The term “audit” should not be misunderstood: a PGA does not review or validate processes; rather, it combines objective observation of the facts and figures with a more in-depth reflection on qualitative standards, beliefs and opinions to assess the impact of these on gender equality, organizational culture and well-being; factors which, in turn, impact on efficiency, quality and productivity.
A PGA explores the different formal and informal dimensions of the life of an organization, inviting the people that work there on all levels to participate in an active, self-reflective process to change attitudes – and, where necessary, rules and procedures – so that organizations can be transformed into workplaces truly capable of responding to the needs and expectations of men and women alike, becoming “gender-friendly” and even “gender-transformative”.

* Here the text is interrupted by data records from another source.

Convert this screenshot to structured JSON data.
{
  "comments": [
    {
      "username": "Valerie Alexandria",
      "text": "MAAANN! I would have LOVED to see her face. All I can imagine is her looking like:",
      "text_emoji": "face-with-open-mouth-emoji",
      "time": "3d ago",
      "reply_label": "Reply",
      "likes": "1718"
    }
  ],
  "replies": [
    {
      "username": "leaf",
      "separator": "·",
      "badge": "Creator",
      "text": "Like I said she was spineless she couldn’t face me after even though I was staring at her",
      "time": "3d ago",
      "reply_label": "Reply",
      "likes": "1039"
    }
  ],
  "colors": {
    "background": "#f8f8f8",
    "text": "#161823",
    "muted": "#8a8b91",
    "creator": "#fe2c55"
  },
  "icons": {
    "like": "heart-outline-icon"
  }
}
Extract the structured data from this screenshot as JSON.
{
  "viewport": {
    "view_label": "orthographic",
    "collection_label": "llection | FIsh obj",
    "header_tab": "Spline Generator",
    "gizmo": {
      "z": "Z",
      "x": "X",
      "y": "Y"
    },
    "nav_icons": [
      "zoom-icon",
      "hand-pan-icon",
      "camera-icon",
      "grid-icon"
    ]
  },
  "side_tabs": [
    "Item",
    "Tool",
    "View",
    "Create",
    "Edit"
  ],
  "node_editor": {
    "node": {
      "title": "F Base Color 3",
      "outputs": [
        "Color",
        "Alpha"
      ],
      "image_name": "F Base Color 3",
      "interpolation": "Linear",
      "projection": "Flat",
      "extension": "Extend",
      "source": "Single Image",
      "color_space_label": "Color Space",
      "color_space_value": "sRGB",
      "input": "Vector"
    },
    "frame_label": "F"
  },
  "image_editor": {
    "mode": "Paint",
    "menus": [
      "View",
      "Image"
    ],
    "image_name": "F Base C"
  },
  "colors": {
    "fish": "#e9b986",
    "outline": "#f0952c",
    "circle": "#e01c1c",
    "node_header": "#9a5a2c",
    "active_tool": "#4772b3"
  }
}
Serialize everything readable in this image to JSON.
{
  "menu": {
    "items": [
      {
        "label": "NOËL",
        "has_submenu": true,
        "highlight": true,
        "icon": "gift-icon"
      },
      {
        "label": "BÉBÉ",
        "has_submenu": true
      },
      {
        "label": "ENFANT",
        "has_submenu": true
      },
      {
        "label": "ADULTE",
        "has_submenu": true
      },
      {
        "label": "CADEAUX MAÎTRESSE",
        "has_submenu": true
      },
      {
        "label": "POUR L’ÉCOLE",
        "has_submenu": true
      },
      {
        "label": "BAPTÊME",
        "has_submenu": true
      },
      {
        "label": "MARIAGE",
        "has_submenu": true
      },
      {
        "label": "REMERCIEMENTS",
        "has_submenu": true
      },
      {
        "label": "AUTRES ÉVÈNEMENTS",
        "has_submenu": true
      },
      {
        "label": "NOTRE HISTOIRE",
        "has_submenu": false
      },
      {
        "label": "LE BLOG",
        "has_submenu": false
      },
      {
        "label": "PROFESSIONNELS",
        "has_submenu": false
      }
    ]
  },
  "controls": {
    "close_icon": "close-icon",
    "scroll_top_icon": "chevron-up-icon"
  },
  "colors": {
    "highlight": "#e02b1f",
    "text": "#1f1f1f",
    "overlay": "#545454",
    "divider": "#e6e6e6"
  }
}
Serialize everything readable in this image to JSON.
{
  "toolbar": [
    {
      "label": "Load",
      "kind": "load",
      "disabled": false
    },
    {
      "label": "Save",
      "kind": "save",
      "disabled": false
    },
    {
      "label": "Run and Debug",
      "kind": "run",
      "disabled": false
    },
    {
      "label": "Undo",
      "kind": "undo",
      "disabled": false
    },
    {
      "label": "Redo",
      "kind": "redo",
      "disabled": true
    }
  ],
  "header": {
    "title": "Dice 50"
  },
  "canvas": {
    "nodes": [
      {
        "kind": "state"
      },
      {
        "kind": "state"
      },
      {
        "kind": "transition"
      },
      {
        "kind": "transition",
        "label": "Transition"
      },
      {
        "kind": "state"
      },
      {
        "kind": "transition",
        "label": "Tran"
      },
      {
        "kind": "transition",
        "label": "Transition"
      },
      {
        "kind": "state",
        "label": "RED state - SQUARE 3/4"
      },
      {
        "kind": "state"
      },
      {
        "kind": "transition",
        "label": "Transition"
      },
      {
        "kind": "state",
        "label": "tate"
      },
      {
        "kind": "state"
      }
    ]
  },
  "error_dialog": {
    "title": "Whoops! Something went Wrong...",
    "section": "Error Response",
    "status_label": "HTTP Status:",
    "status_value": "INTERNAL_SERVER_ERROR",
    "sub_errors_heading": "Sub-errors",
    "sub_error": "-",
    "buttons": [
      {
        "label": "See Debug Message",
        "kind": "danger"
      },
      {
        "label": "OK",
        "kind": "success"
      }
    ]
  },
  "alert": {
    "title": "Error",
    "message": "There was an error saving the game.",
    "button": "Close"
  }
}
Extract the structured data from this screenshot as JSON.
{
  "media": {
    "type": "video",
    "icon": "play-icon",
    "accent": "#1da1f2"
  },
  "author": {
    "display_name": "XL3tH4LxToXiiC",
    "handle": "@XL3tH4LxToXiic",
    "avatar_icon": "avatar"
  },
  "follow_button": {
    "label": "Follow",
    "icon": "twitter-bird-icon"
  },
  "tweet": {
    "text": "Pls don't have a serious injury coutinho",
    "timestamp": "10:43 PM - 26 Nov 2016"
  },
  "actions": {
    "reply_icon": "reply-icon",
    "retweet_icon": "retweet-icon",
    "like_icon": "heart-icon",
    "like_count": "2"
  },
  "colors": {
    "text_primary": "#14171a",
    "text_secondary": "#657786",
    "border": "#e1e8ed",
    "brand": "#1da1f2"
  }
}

It is not only a method of measuring a reference database in an organization but also the first step towards achieving a sustainable strategy for change, proposed and developed from within – from the organization’s individuals, work units and the organization as a whole – to finally have an impact on all of society.
The PGA is carried out by a facilitation team which engages in data compilation (at a distance), direct observation and dialogue with people in the organization (working at the headquarters of the institution audited for 1–2 weeks). Following group participation and collective discussion, a report is produced that describes the organization’s capacity to promote gender equality and diversity, indicating its strengths and weaknesses.
The PGA method adapts to the needs of the organization:
The audit process ends with the delivery of a final report to the management of the organization audited. Subsequent technical activity for planning and follow-up of the actions resulting from the Audit (list of recommendations: action plans, policies, standards, training programmes, and so on) is additional and defined separately from the audit itself.
Certification of facilitators of ILO participatory gender audits
The International Training Centre of the ILO in Turin, Italy offers training programmes (imparted in English, French, Spanish and Arabic) designed to certify facilitators of ILO participatory gender audits. The certification process ensures that the people awarded certificates achieve the quality standards necessary to steer a PGA correctly, thereby guaranteeing organizations that facilitators trained by the ILO comply with the quality standards set out by the International Training Centre of the ILO.
Since 2009, the Centre has had at its disposal an international database featuring more than 80 certified PGA facilitators. The certificate is valid for two years, and at least two audits must be performed in order for the certificate to be extended for an additional period of an equal duration.